White House-lobbyist contacts documented


WASHINGTON -- A bipartisan congressional report documents hundreds of contacts between White House officials and the corrupt lobbyist Jack Abramoff and his partners, including at least 10 direct contacts between Abramoff and Karl Rove, President Bush's chief political strategist.

The report by the House Government Reform Committee, based on e-mail messages and other records subpoenaed from Abramoff's lobbying firm, found 485 contacts between Abramoff's lobbying team and White House officials from 2001 to 2004, including 82 with Rove's office.

The lobbyists spent almost $25,000 in meals and drinks for the White House officials and also provided them with tickets to numerous sporting events and concerts, according to the report, scheduled for release today.

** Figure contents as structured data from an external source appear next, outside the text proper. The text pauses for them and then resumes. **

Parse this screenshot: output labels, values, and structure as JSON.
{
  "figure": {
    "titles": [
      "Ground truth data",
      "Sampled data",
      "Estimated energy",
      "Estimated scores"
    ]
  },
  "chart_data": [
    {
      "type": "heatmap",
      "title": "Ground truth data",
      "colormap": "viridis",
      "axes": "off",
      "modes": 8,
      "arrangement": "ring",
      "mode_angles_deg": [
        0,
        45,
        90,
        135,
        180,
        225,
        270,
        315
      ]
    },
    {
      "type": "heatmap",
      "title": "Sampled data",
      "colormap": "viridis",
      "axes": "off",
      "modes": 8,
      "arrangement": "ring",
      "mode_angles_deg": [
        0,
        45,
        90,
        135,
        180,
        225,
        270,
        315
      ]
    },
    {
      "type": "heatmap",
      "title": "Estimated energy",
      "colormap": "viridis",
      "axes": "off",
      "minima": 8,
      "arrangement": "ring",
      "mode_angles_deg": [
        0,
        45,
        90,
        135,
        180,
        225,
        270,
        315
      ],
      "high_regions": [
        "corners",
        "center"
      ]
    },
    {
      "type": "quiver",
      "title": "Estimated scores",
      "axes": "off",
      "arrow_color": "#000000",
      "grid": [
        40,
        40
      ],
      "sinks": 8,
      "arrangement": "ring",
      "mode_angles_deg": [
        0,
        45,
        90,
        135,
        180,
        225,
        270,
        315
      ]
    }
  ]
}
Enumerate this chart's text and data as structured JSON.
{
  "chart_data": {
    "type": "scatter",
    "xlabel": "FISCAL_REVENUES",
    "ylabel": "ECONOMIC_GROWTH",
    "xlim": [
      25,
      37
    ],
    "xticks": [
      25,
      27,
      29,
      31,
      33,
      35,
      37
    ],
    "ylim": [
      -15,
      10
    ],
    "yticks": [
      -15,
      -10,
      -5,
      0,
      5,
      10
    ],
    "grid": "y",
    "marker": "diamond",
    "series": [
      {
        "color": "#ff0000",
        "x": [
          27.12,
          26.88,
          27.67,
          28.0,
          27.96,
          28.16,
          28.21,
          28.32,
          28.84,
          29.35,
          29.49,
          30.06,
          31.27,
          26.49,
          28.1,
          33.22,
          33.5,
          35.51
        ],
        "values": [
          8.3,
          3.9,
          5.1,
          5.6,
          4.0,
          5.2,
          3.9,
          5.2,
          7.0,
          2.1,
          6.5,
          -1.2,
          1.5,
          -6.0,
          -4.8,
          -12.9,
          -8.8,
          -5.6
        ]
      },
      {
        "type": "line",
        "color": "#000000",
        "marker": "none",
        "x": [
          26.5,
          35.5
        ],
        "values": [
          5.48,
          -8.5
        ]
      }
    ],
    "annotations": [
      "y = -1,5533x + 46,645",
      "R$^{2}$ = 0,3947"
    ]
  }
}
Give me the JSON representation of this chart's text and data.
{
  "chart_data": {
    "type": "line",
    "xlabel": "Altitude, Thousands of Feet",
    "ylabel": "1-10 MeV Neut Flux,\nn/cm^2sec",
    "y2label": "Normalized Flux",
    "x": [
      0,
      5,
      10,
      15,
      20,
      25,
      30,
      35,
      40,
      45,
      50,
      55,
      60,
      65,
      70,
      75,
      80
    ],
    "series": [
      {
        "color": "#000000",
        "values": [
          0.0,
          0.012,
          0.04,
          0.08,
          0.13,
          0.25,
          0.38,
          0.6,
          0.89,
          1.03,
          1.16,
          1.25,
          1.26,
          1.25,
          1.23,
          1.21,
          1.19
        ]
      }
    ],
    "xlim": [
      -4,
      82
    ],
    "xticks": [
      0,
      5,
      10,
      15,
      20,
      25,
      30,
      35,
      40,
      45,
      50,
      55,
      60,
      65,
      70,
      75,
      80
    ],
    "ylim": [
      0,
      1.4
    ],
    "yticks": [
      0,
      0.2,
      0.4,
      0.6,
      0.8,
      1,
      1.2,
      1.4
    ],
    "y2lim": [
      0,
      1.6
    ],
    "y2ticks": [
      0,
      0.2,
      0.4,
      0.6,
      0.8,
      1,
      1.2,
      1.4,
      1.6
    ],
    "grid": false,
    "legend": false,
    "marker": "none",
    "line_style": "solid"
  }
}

The authors of the report said it was generally unclear from available records whether the aides reimbursed Abramoff for the meals or tickets. Ethics rules bar White House officials from accepting gifts worth more than $20 from lobbyists.

A White House spokeswoman, Dana Perino, said yesterday that while White House officials had not seen the report, earlier evidence showed that Abramoff had exaggerated his ties to the administration and had been "ineffective in terms of getting government officials to take actions." She added, "It's a real shame that so many of his clients were taken advantage of, lied to and ripped off."

The report describes several instances in which Abramoff, who pleaded guilty in January to conspiring to bribe public officials, failed to get the action he desired from the White House, and it described as "mixed" his overall record in lobbying the White House on his clients' behalf. But the report also suggests that Abramoff's lobbying resulted in Bush administration actions that benefited Abramoff clients, including decisions to distribute millions of dollars in federal funds to Indian tribes with large gambling operations.

After an especially aggressive lobbying campaign in 2001 and 2002, involving 73 contacts with White House officials, Abramoff claimed credit for a Bush administration decision to release $16.3 million to a Mississippi tribe for jail construction despite opposition from the Justice Department, the report found.

A copy of the bipartisan report was provided to The New York Times by congressional officials who were granted anonymity because the document had not been released publicly.

Rove has described Abramoff as a "casual acquaintance," but the records obtained by the House committee show that Rove and his aides sought Abramoff's help in obtaining seats at sporting events and sat with Abramoff in the lobbyist's box seats for an NCAA playoff basketball game in 2002.

After the game, Abramoff described Rove in an e-mail to a colleague: "He's a great guy. Told me anytime we need something just let him know through Susan." The e-mail was referring to Susan Ralston, Abramoff's former secretary, who joined the White House in February 2001 as Rove's executive assistant.

Ralston, who did not return phone calls seeking comment, was lobbied scores of times by Abramoff and his lobbying partners, the report found, and was instrumental in passing messages between Abramoff and senior officials at the White House, including Rove and Ken Mehlman.

Mehlman, now chairman of the Republican National Committee, was then a senior White House political strategist. A committee spokeswoman, Tracey Schmitt, said yesterday that in his White House job, "it was not unusual that Mr. Mehlman would be in contact with supporters who had interest in administration policy."

In October 2001, the report said, Abramoff asked the White House to withhold an endorsement from a Republican candidate for governor of the Northern Marianas Islands, a U.S. territory in the western Pacific where Abramoff had lobbying clients; Abramoff was backing another candidate.

On Oct. 31, 2001, the report said, Ralston sent an e-mail to Abramoff that read: "You win :) KR said no endorsement."

In March 2002, the report said, Abramoff contacted Ralston to offer tickets to Rove and his family for use of a skybox at the MCI Center in Washington for the NCAA tournament.

"Hi Susan," Abramoff wrote in an e-mail. "I just saw Karl and mentioned the NCAA opportunity, which he was really jazzed about. If he wants to join us in the Pollin box, please let me know as soon as you can."

Ralston replied: "Karl is interested in Fri. and Sun. 3 tickets for his family?"

Abramoff responded: "Done. Does he want to go Friday night or Friday afternoon or both?" The report said that Rove offered to pay for the tickets, prompting Abramoff to propose that Rove pay $50 per ticket.

The report identified a number of e-mails in which Abramoff referred to Rove and his visits to Signatures, a Washington restaurant owned by Abramoff.